Le début et l’histoire de Nana
Nana, le neuvième épisode de la série des Rougon-Macquart est mis en vente le 5 Février 1880 chez Charpentier après une publication dans « Le Voltaire ». Ce dernier lance sa compagne de publicité en déclarant : « Les amis et les ennemis de Monsieur Zola espèrent avec une égale ardeur trouver dans Nana les uns beaucoup à admirer, les autres beaucoup à dénigrer. Nous déclarons que cette double attente ne sera pas trompée ».
Nana raconte l’histoire d’Anna Coupeau, dite Nana , fille de Gervaise Macquart et de Coupeau.
L’histoire débute en Avril 1867 lors de la première représentation de la « Vénus blonde » au Théâtre des Variétés. Nana a le rôle principal. Pourtant, elle n’a aucun talent mais le Tout-Paris est venu, séduit par sa beauté et son audace dans le rôle de la Vénus déshabillée.
” Ce que j’ai voulu dans Nana, raconte Zola, c’est planter devant les yeux de tous « une de ces filles » dont on fait rêver les naïfs ; et, comme il y en a des milliers à Paris, la camper, telle quelle et pour de bon, tous prestiges arrachés, montrer qu’elle est le mal et le mal qu’elle engendre autour d’elle. J’ai voulu protester contre les Marion Delorme, les Dames aux Camélias, les Musettes, tout cet enguirlandage du vice que je trouve dangereux pour les moeurs et d’une influence désastreuse sur l’imagination de nos filles pauvres.”
Les “Lorette” par Zola
Dans ce livre, Zola nous propose de suivre le parcours d’une Lorette (mot qui désigne au XIXème siècle un type de jeune femme élégante vivant de ses relations avec des hommes), devenant enfin cocotte prostituée de luxe sous le Second Empire, et qui a tendance à ruiner les amants qui s’éprennent follement d’elle.
Zola s’intéresse particulièrement à deux catégories sociales de son temps : les noceurs et les courtisanes. Il propose une peinture fidèle de ces « boulevardiers » entourés de « gloire » ; à leur égard, la colère de Zola est ancienne. Dans un article du 6 décembre 1868, il avait enlevé leur masque à ces « vieillards de trente ans que la débauche nous envoie », ces « retraités de la galanterie » qui font les importants, prononcent les oracles, se mêlent de donner des conseils au pays, eux dont « toute la jeunesse n’a été qu’une moquerie des choses saintes et graves ».
Mais qui est Nana ?
Pour les courtisanes, l’intention de Zola est de montrer que si «les filles ont ce pouvoir, si les classes riches se dissolvent dans la corruption, il ne faut pas s’en prendre aux prostituées qui ont réussi, à un tel régime politique. « C’est la condition humaine qui est en cause ». A ce propos, Zola confiait à l’un de ses amis que « Nana est une sorte de chapelle ardente ; au centre, et comme au fond d’un tabernacle, le sexe de la femme ; autour, un peuple d’hommes prosternés, ruinés, vides ».

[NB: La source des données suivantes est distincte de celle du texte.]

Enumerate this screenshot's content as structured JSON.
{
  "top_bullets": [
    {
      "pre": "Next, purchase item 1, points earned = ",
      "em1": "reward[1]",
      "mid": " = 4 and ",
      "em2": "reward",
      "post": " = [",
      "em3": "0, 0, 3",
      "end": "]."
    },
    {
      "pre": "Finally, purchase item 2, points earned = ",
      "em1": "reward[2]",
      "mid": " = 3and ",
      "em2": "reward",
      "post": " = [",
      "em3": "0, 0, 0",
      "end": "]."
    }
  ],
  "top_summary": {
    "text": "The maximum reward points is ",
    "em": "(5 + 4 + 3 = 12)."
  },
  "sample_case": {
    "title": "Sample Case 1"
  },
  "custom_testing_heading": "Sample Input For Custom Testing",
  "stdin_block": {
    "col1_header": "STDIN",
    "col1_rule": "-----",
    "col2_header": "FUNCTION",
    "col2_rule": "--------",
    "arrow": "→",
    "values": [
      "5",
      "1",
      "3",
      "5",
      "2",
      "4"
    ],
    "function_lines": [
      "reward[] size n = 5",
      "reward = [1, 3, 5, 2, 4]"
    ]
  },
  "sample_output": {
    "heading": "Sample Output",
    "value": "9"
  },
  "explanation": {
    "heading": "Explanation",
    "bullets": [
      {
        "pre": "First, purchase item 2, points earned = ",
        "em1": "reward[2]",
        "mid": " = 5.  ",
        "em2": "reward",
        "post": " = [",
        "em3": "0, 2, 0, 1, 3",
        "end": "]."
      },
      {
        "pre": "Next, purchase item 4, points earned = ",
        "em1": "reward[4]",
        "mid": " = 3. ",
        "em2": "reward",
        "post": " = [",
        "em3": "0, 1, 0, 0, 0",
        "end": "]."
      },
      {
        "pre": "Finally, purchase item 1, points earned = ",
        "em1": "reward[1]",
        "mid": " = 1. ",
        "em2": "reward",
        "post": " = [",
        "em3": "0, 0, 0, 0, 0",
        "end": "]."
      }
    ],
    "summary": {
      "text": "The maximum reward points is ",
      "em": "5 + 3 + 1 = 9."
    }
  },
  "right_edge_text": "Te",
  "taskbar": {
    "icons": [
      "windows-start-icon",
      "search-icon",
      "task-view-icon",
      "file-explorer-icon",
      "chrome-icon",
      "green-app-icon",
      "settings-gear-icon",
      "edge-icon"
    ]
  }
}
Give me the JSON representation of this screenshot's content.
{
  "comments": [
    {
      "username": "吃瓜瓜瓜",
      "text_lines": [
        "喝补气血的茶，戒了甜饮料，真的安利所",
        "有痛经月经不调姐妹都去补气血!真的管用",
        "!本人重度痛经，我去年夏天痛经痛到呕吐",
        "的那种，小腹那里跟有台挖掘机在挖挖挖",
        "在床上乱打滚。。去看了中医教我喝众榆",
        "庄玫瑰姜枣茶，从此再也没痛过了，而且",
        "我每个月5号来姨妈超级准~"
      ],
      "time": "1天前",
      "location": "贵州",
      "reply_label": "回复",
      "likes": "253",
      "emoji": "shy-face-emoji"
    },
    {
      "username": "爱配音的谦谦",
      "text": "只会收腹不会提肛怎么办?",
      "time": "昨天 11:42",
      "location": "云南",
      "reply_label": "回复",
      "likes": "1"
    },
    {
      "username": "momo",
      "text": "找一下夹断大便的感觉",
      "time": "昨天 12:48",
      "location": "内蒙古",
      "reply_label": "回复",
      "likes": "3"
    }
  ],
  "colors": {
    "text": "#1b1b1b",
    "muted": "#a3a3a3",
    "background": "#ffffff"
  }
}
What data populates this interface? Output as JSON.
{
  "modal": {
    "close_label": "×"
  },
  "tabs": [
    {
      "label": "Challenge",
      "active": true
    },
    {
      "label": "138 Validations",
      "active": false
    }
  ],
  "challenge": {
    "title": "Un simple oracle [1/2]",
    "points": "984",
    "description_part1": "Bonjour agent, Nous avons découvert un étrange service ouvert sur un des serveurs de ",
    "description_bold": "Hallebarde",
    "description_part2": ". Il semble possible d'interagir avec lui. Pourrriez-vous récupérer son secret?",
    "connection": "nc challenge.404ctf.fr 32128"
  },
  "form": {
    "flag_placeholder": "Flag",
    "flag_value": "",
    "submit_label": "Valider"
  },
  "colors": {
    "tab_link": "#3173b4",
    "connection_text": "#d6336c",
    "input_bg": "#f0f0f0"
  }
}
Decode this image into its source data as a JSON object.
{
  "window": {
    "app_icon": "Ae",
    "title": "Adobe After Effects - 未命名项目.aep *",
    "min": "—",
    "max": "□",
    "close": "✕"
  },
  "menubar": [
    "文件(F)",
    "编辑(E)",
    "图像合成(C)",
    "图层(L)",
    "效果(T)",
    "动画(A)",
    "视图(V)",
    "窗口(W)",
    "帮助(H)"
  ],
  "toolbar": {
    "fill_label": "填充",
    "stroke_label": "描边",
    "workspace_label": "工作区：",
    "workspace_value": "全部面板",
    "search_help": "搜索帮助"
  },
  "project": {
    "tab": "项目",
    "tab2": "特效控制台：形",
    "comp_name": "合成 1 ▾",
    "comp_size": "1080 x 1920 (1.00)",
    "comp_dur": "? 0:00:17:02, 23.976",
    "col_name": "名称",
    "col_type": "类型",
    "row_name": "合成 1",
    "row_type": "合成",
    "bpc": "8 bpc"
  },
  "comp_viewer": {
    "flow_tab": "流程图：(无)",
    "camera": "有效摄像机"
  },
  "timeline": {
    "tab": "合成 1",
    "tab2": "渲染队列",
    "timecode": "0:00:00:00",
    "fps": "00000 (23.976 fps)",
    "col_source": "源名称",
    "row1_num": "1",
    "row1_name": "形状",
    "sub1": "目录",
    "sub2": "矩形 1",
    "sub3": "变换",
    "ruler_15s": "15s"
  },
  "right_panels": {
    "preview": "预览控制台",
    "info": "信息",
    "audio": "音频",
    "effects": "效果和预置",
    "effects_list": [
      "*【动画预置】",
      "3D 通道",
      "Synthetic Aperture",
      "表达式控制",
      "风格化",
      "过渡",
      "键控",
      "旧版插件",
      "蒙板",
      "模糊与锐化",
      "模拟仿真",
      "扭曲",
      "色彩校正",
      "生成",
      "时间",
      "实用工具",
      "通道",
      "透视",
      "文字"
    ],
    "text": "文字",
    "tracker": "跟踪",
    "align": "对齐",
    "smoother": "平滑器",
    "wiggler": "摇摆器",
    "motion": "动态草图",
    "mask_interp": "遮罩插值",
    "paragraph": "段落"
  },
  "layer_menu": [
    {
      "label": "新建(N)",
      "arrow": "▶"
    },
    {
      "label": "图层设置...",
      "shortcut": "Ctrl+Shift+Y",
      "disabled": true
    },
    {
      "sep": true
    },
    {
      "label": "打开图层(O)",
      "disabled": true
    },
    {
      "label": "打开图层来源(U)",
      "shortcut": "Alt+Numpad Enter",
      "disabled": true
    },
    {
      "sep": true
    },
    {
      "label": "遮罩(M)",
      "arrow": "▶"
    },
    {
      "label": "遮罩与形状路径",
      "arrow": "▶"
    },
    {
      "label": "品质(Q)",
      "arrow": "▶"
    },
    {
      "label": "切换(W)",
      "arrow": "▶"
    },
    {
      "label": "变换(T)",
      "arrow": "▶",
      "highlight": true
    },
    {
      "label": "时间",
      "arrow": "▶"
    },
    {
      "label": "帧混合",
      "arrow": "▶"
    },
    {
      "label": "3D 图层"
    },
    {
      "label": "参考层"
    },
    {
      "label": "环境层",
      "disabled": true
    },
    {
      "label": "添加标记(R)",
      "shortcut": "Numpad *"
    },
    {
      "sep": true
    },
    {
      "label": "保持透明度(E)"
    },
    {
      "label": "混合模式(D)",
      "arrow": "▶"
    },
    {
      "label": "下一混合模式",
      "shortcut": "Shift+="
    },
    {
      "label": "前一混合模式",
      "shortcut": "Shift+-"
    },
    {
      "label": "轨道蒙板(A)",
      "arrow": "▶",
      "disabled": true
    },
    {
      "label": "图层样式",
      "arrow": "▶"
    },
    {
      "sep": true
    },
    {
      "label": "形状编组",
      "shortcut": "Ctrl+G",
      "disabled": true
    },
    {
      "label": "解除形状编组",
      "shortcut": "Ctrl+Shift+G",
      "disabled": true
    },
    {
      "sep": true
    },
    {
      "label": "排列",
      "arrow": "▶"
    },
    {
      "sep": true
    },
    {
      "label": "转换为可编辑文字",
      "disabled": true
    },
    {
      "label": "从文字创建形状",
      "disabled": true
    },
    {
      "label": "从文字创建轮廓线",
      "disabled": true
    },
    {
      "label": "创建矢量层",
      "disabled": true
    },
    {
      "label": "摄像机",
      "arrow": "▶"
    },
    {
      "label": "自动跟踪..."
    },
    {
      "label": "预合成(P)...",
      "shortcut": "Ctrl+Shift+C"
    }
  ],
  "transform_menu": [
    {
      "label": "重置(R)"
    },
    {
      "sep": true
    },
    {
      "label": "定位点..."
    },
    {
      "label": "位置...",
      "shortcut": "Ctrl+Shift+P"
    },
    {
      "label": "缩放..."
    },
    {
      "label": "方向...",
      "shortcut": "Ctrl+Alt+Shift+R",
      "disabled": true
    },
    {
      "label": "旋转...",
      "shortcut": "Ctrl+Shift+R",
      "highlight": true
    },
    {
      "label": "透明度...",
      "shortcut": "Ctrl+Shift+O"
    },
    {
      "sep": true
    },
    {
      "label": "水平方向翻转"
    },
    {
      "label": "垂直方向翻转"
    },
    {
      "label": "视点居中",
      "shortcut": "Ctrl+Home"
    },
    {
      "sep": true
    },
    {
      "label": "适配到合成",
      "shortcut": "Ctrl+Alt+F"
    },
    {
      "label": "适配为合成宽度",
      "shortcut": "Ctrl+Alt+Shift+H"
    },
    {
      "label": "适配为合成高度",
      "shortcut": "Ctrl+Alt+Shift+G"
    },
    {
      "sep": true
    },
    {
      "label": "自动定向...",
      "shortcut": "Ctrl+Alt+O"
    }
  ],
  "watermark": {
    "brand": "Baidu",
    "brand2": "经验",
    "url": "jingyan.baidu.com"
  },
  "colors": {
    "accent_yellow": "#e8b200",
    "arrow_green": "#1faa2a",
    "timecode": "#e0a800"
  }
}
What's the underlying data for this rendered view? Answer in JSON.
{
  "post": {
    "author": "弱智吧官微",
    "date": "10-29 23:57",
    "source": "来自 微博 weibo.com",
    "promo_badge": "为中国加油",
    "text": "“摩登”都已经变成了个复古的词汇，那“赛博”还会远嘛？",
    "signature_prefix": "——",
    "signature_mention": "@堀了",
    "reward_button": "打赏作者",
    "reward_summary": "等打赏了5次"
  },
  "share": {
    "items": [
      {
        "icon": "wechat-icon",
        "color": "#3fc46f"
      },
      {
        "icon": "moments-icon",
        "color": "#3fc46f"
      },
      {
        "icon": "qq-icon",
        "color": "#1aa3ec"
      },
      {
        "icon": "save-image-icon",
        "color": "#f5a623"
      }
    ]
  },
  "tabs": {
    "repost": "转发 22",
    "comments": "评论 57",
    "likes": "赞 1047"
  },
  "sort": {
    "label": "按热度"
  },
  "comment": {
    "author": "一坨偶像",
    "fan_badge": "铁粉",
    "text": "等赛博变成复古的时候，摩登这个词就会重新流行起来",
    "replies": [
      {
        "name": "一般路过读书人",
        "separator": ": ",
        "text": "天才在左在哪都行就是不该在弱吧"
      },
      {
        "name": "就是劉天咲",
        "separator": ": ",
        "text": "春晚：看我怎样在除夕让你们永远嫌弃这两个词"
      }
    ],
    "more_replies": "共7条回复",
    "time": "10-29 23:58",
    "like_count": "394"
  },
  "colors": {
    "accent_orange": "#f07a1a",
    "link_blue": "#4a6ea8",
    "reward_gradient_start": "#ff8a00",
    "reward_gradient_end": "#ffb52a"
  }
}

Symbole tout autant que femme, Nana incarne la décomposition de l’Empire. Après avoir été adulée de tous, elle meurt en juillet 1870 en même temps que le régime. Avec Nana, s’effondre une société mûre pour La Débâcle. Ce livre met très en colère les hommes d’ordre car il lève le voile sur des choses dont on peut parler en souriant dans la bonne compagnie et toutes portes closes, mais qu’il faut être un mufle et un anarchiste pour oser les étaler ainsi publiquement.
Pour son lancement, l’éditeur fait tirer le livre à 55 000 exemplaires ; le soir-même, il en commandait en toute hâte 10 000 de plus. Entre 1880 et 1902, Emile Zola touchera des droits d’auteur sur 193 000 exemplaires vendus.